O meu entrevistador era, ninguém mais, ninguém menos, que Giaccomo Mancine, jornalista renomado na Tv Bahia, afiliada da Rede Globo. Gente fina e modesto, ele se apresentou pelo primeiro nome - como se nós quatro, eu e os 3 concorrentes, não soubéssemos quem ele é -, e um aperto de mão. 'Prazer!' - sorri e também estendi minha mão.
Então começou. Antes de mim, os três colegas - todos do sexo masculino! - falaram. Um me chamou atenção. "Participo do grupo de pesquisa sobre cibercultura, fiz intercâmbio estudantil, já estagiei na Ascom de XXX e agora, trabalho no A Tarde.", contou o jovem que estuda na UFBA. Fiquei me perguntando o que faz uma pessoa, estagiando no segundo maior jornal impresso da Bahia, querer mesmo sair de lá? "Busco novas experiências, quero conhecer gente nova", respondeu a Giaccomo, também esclarecendo minha dúvida e dando lugar a um único adjetivo para caracterizá-lo: maluco! Só pode. Depois da ascendente trajetória do meu colega era minha vez.

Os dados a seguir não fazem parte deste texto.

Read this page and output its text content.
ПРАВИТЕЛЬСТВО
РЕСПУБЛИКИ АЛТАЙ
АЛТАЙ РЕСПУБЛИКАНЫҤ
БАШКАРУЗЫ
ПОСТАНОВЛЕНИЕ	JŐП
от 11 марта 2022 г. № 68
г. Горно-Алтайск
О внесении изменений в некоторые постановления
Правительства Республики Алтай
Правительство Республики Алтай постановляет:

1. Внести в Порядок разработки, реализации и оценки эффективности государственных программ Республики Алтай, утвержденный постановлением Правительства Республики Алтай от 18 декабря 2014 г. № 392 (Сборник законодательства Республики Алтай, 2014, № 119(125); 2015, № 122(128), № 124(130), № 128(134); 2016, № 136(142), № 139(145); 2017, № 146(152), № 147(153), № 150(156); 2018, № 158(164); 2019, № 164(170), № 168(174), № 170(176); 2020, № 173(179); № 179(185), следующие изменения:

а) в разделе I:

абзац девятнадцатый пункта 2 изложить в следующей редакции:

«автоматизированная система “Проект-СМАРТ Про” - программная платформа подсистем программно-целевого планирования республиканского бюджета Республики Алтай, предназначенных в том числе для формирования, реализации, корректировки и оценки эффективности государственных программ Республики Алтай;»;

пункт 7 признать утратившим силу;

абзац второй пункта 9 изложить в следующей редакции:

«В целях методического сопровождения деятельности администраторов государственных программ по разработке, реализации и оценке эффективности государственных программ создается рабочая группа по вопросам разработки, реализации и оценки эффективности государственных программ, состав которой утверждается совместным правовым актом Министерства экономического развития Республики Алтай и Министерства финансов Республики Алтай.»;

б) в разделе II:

Então, contei sobre minha carreira e porque queria fazer parte da equipe.
O próximo passo foi escrever um texto sobre a importância da internet. Comecei toda prosa já sabendo da minha desvantagem sobre o amigo concorrente com estudos sobre a (merda da) cibercultura, que, segundo a definição extraída do blog 'Discutindo a Comunicação', é a relação entre as tecnologias de comunicação, informação e a cultura, emergentes a partir da convergência informatização/telecomunicação na década de 1970. E eu pensando que depois do texto produzido durante a 1ª etapa do processo seletivo, lá no IEL - instituição que faz o intermédio entre os estudantes e os estágio - não precisaria mais passar pelo por testes técnicos.
Ainda conto mais. Além de ser apenas uma vaga, entre os requisitos do estágio está a disponibilidade em chegar a empresa às 5h da manhã para fazer a tal da ronda. Como de costume na rotina de um jornalista, Giaccomo teve a função de informar a novidade. "Sem problemas!", afirmei tão segura que, até agora, estou acreditando em mim.